第2話 前世の彼



 今の世界で、クリスにはとても世話になっている。

 身の回りの世話は彼に任せっぱなしだし、予定の管理も一任している。


 彼がいなければ、私の日常はもう少し、困りごとが増えていただろう


 能力は、他の使用人たちも一目置くほどで、何をやらせてもそつなくこなす。


 万能で完璧な存在だった。


 前の世界の彼も、大体そんな感じだった。


 表向きは。




 学校の高校に通っていた私は、彼と同じクラスだったから、彼の秀才ぶりはよく目にしていた。
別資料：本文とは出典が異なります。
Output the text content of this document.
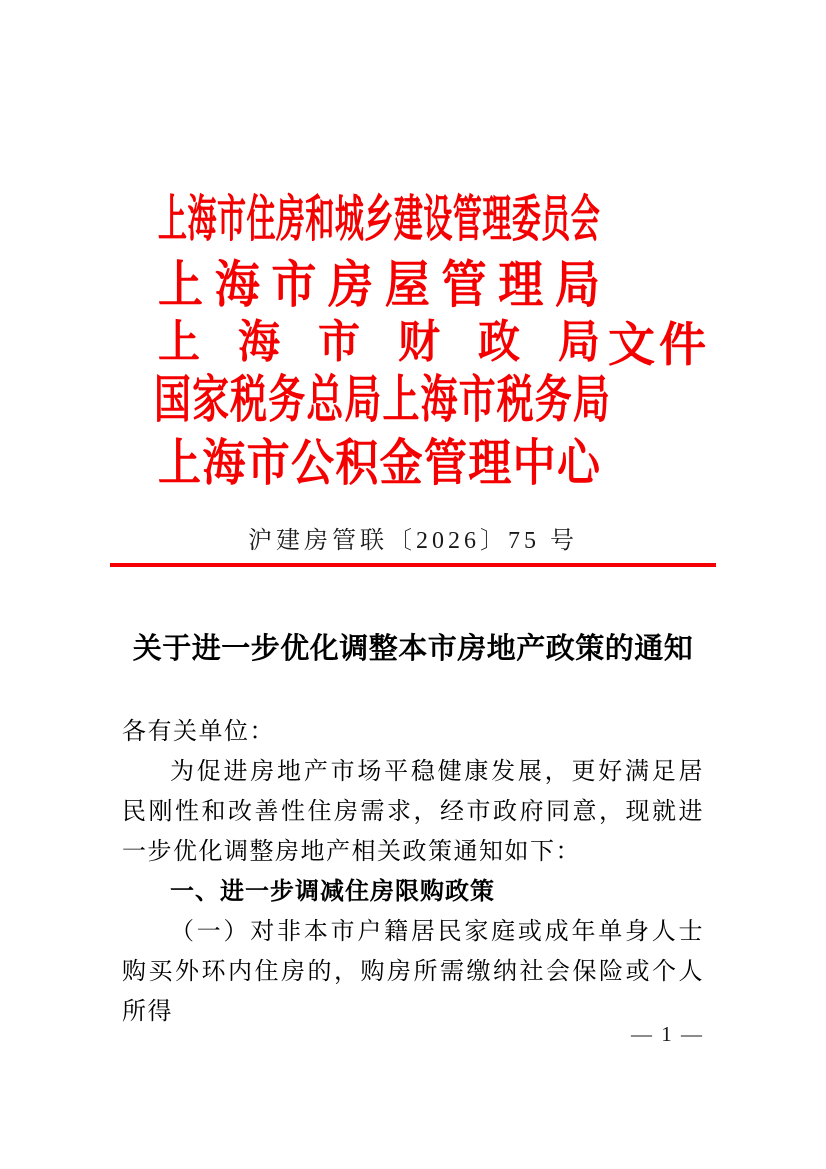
上 海 市 住 房 和 城 乡 建 设 管 理 委 员 会
上 海 市 房 屋 管 理 局
上 海 市 财 政 局
国 家 税 务 总 局 上 海 市 税 务 局
上 海 市 公 积 金 管 理 中 心
文件
沪建房管联〔2026〕75 号
关于进一步优化调整本市房地产政策的通知

各有关单位：

为促进房地产市场平稳健康发展，更好满足居民刚性和改善性住房需求，经市政府同意，现就进一步优化调整房地产相关政策通知如下：

一、进一步调减住房限购政策

（一）对非本市户籍居民家庭或成年单身人士购买外环内住房的，购房所需缴纳社会保险或个人所得

— 1 —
 勉強の成績はいつもトップを独走していたし、運動もよくできる。

 コミュニケーションだって、しっかりとれてて、クラスの中心的存在だった。


 彼が喋る度に動く度に、大勢の人が称賛する。


 まさしく、太陽みたいな存在だと言っても過言ではないだろう。

 表向きは。


 でも、彼には重要な欠点がある。


「相田さん♪」

「ナンデショウカ」

「一緒にご飯を食べようよ」

「オコトワリデス」


 それは、誰にでも分け隔てなく接し過ぎるという事。


 そして、


「見つけた! 屋上なんかにいたんだね相田さん♪ 一人で寂しくないの? 一緒に話をしてもいいかな」

 

 しつこい。


 さらには。


「相田さんもクラスの皆と一緒に話ができるように、電話番号とか教えてあげといたよ」


 善意が押しつけがましい。


 あれなんだろう。

 成功し過ぎて、そうでない人の気持ちが分からなくなったポンコツなんだろう。


 人間できすぎると、ああなってしまうのだ。

 色んな意味で恐ろしかった。


 そんなわけで彼は、クラスで孤立しがちな不愛想な私を気にかけるあまり、無邪気な善意振りまき機、兼若干のストーカーと化していた。